Hubungan antara faktor-faktor inilah yang digunakan oleh Frank dan koleganya untuk menciptakan model perkembangan peradaban ekstraterrestrial. Seperti yang dipaparkan oleh Frank dalam artikelnya tentang riset ini yang dimuat The Atlantic , model perkembangan peradaban buatan mereka memperlihatkan tiga jenis lintasan utama perabadaban alien. Lintasan yang paling umumnya disebut dengan “the die off” dan seperti namanya, lintasan yang satu ini berakhir dengan kurang aduhai.
Tonton dokumenter VICE menemui orang yang mengaku dapat berkomunikasi dengan alien:
Dalam model perhitungan ini, sebuah peradaban tumbuh dengan sangat cepat begitu mereka bisa memanfaatkan bahan bakar fosil hingga cepat sekali melampui batas daya tampung planet. Hasil sebagian besar populasi meregang nyawa sampai peradaban tersebut mencapai titik ekuilibrium.
“Dalam banyak model, kami menyaksikan 70 persen populasi punah sebelum sebuah peradaban mencapai kondisi yang stabil,” tulis Frank. “Dalam kenyataannya, belum jelas apakah peradaban dengan teknologi kompleks seperti kita bisa melalui malapetaka besar semacam itu.”
Kemungkinan kedua, yang disebut Frank sebagai “Soft Landing,” menunjukkan sebuah transisi menuju rezim penggunaan energi bersih saat populasi sebuah peradaban meningkat. Pada model ini, ekuilibrium bisa dicapai tanpa harus mengorbankan sejumlah besar populasi.

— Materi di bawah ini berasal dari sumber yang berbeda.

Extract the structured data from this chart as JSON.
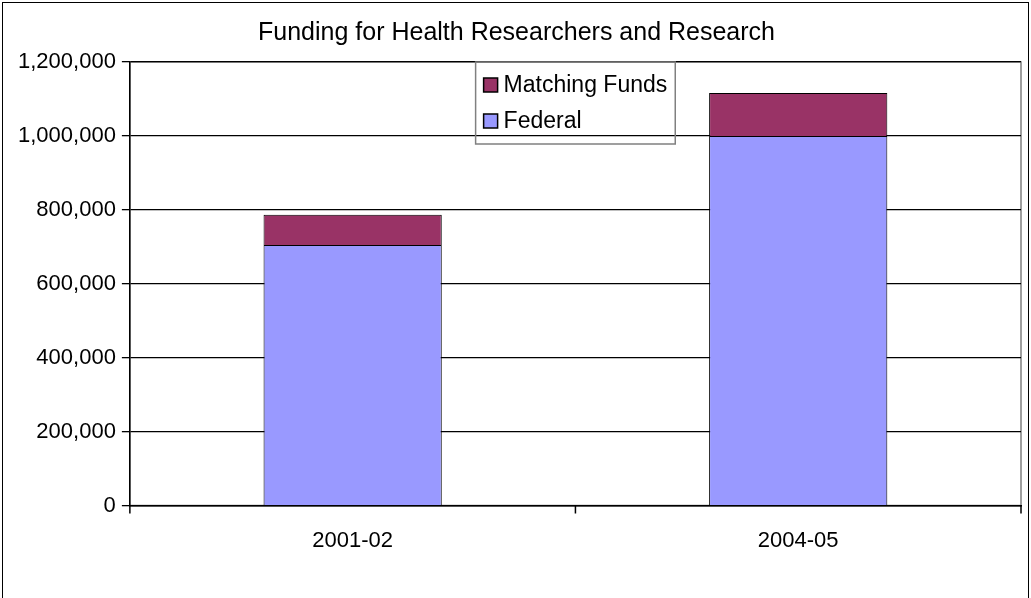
{
  "chart_data": {
    "type": "bar",
    "title": "Funding for Health Researchers and Research",
    "categories": [
      "2001-02",
      "2004-05"
    ],
    "stacked": true,
    "series": [
      {
        "name": "Federal",
        "color": "#9999ff",
        "values": [
          705000,
          1000000
        ]
      },
      {
        "name": "Matching Funds",
        "color": "#993366",
        "values": [
          82000,
          116000
        ]
      }
    ],
    "ylim": [
      0,
      1200000
    ],
    "yticks": [
      0,
      {
        "value": 200000,
        "label": "200,000"
      },
      {
        "value": 400000,
        "label": "400,000"
      },
      {
        "value": 600000,
        "label": "600,000"
      },
      {
        "value": 800000,
        "label": "800,000"
      },
      {
        "value": 1000000,
        "label": "1,000,000"
      },
      {
        "value": 1200000,
        "label": "1,200,000"
      }
    ],
    "grid": "y",
    "legend": "top"
  }
}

Lalu, ada opsi ketiga, yang berupa kepunahan total sebuah peradaban. Dalam model ini, sebuah planet terlalu sensitif untuk bisa menyokong peradaban yang gencar memanfaatkan bahan bakar fosil. Imbasnya, seluruh populasi di planet tersebut musnah. Kendati pergeseran ke energi yang terbarukan terkesan bisa mencegah lenyapnya sebuah peradaban, Frank menulis bahwa dalam beberapa model bahkan transisi cepat menuju rezim energi bersih hanya menghambat kemusnahan sebuah peradaban.
“Dalam model yang menunjukan adanya ‘kemusnahan yang terhambat,, pelakunya adalah mesin internal sebuah planet,” jelas Frank dalam tulisannya. “Jika sebuah planet dieksploitasi terlalu keras, planet itu tak akan bisa kembali ke kondisi semulanya.”
Ini bisa terjadi di planet-planet yang tak memiliki peradaban sekalipun. Malah, banyak pakar ilmu planet yakin bahwa Venus pernah memliki kondisi serupa Bumi. Akan tetapi karena produksi gas rumah kaca yang kelewat tinggi, planet itu kini tak ubahnya seperti planet neraka.
Pada akhirnya, tiga opsi model perkembangan peradaban ekstraterrestrial ini lebih banyak memperlihatkan kemungkinan masa depan peradaban manusia, dibanding menjawab soal peradaban alien di luar sana. Model-model matematis tersebut menekankan pentingnya pemahaman iklim Bumi agar kita bisa menciptakan model evolusi planet yang lebih realistis. Melalui permodelan inilah, kita bisa menentukan apakah umat manusia punya masa depan dan berada di level yang sama dengan peradaban alien yang mampu melewati krisis, serta mencapai titik ekuilibrium di planet mereka.
“Narasi sebenarnya dari permodelan tentang perubahan iklim tak sesempit kepentingan bisnis vs. kaum environmentalists,” tulis Frank. “Sebaliknya, kondisi tersebut adalah sebuah ujian di level kosmik. Ujian yang akan menentukan apakah umat manusia sanggup bergabung dengan peradaban lain yang berhasil melewati masa krisis—atau kemungkinan jadi peradaban yang terlalu picik hingga tak mampu menjaga planet yang kita tinggali.”
Artikel ini pertama kali tayang di Motherboard.